En el plano internacional, el atentado de las Torres Gemelas del 11 de septiembre de 2001 modificó el orden mundial. Su efecto en la política de Estados Unidos, que lo condujo dos años después a la guerra contra Irak, demostró que ese país podía ganar una guerra, pero no la paz. Su rol como garante de una suerte de Pax Americana quedó fuertemente deteriorado. Pese a que Obama, junto a las Naciones Unidas, encabezó en 2011 la intervención en Libia y la caída de Gadafi, bajo el concepto de responsabilidad para proteger, el resultado no fue exitoso. Libia es hoy un Estado imposibilitado de gobernarse a sí mismo, un territorio en disputa por ISIS y en el que Rusia, con Putin a la cabeza, juega un rol fundamental. Estados Unidos está ausente de lugares como Siria, dejando de ocupar el rol de antaño, lo que se profundizará aún más con la llegada de Trump.

Esta transformación en las relaciones internacionales plantean el desafío de cómo los socialistas somos capaces de responder y liderar en un contexto en el que Estados Unidos no ocupa su rol de guardián de la paz en el mundo.

En todo el mundo hay nuevos retos que se avecinan, nuevos desafíos que pueden convertirse en oportunidades si las enfrentamos con un nuevo modo de pensar.

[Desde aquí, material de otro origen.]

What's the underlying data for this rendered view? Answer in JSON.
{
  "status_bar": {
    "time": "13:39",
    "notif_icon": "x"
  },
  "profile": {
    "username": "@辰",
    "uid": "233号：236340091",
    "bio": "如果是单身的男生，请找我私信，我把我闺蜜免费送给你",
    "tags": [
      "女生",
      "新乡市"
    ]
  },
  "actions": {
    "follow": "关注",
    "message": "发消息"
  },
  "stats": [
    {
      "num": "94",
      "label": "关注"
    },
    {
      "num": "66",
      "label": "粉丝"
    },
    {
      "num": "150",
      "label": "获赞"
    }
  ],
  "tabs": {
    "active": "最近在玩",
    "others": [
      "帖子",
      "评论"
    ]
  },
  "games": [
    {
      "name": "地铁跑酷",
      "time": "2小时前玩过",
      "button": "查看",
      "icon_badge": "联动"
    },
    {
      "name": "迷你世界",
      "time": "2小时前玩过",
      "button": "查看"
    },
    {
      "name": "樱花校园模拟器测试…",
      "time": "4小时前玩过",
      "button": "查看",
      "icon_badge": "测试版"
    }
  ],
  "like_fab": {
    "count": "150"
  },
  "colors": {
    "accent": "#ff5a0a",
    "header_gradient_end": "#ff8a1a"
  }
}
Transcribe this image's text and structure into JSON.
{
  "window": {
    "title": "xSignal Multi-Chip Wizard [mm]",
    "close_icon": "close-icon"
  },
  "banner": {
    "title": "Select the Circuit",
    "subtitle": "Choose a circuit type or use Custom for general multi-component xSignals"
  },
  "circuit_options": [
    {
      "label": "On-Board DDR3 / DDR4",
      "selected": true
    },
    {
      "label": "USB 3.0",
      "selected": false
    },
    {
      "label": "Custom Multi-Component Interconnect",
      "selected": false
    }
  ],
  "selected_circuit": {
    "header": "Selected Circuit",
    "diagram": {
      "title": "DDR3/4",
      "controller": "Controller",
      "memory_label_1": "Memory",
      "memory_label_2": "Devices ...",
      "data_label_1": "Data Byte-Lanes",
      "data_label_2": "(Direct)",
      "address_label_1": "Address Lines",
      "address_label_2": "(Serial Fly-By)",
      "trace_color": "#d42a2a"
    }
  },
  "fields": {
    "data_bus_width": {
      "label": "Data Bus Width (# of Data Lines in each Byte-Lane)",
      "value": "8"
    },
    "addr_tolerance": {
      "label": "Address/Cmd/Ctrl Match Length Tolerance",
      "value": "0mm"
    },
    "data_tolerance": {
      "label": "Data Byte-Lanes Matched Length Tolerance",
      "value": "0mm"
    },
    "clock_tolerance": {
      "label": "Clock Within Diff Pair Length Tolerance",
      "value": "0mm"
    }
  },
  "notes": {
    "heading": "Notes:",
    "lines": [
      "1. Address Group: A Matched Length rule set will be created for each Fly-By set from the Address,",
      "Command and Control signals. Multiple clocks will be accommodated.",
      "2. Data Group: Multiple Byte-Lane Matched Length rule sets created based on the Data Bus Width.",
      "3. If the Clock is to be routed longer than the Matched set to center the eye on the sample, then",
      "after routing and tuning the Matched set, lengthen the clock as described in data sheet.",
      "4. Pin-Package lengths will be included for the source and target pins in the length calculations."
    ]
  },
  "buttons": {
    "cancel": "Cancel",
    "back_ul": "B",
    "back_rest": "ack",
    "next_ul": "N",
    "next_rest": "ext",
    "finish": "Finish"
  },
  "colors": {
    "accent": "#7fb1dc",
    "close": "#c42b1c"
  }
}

Los progresistas debemos volver a liderar el camino con nuevos análisis, ideas y propuestas. Es hora de que la nueva generación responda a las preguntas sobre cómo profundizar la democracia, lograr mayor justicia social y, en última instancia, cómo construir una sociedad inclusiva que garantice la dignidad de cada ser humano y en donde cada uno tenga su lugar bajo el sol.